C'est tout le noyau dur de l'indépendantisme et de ses deux formations principales, Junts per Catalunya (Ensemble pour la Catalogne) et la Gauche républicaine (ERC), qui se retrouvent désormais derrière les barreaux ou en " exil " avec le président déchu Carles Puigdemont – ce dernier est installé en Belgique depuis cinq mois. Marta Rovira, la numéro deux d'ERC, qui, à la surprise de tous, a préféré quitter le pays vendredi plutôt que de risquer la prison, se serait pour sa part rendue en Suisse, selon les médias espagnols.

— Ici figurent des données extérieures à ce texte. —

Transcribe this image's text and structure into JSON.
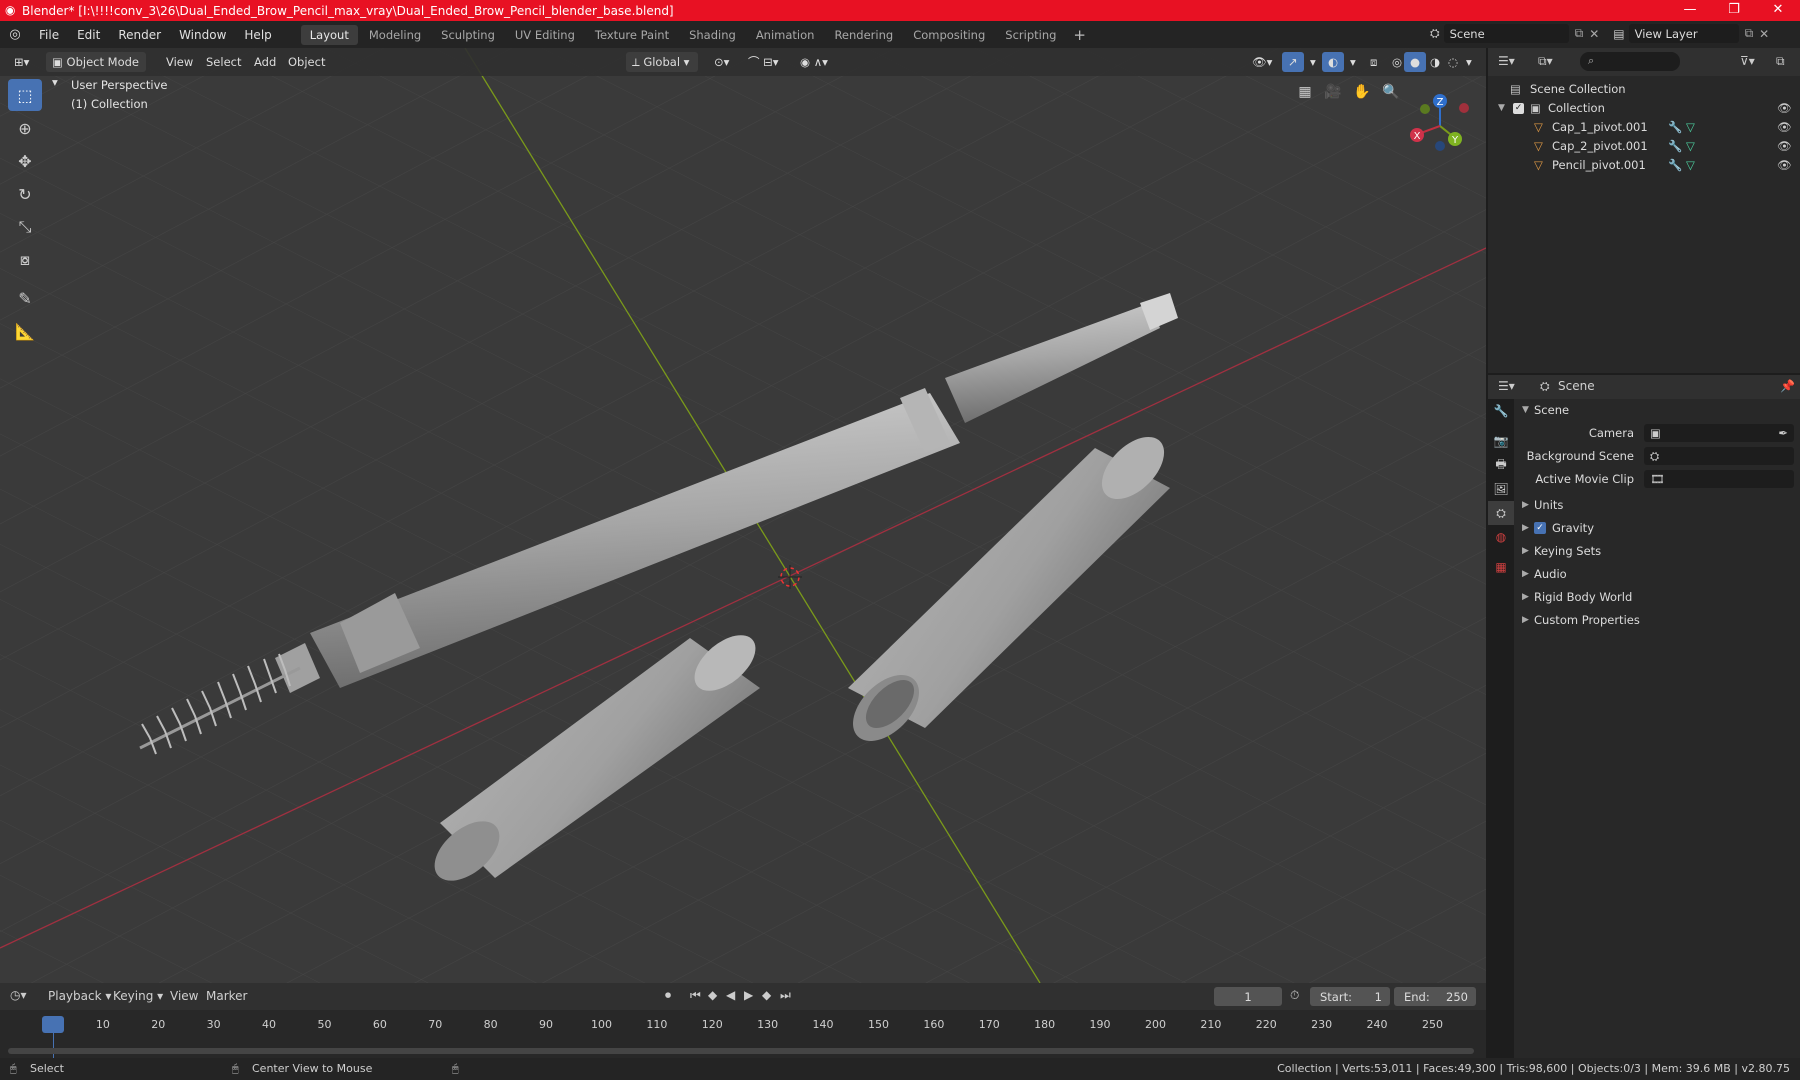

" Détermination violente "Dans un arrêt méthodique de 70 pages, le juge Pablo LLarena a longuement justifié des poursuites pour rébellion contre treize des vingt-cinq inculpés, une charge pouvant déboucher sur des peines allant jusqu'à trente ans de prison. En encourageant " des centaines de milliers de sympathisants " à résister à la police pour permettre le référendum d'autodétermination du 1er  octobre 2017, déclaré illégal par Madrid, les responsables catalans auraient cherché, selon le magistrat, à faire capituler l'Etat " face à  la détermination violente " d'une partie de la population.
Certains ont également été accusés de détournement de fonds et enjoints de verser, en tout, 2,1  millions d'euros, en remboursement des dépenses engagées pour l'organisation du référendum. D'autres seront jugés pour désobéissance à l'Etat. Ils peuvent faire appel et la date du procès n'a pas encore été fixée.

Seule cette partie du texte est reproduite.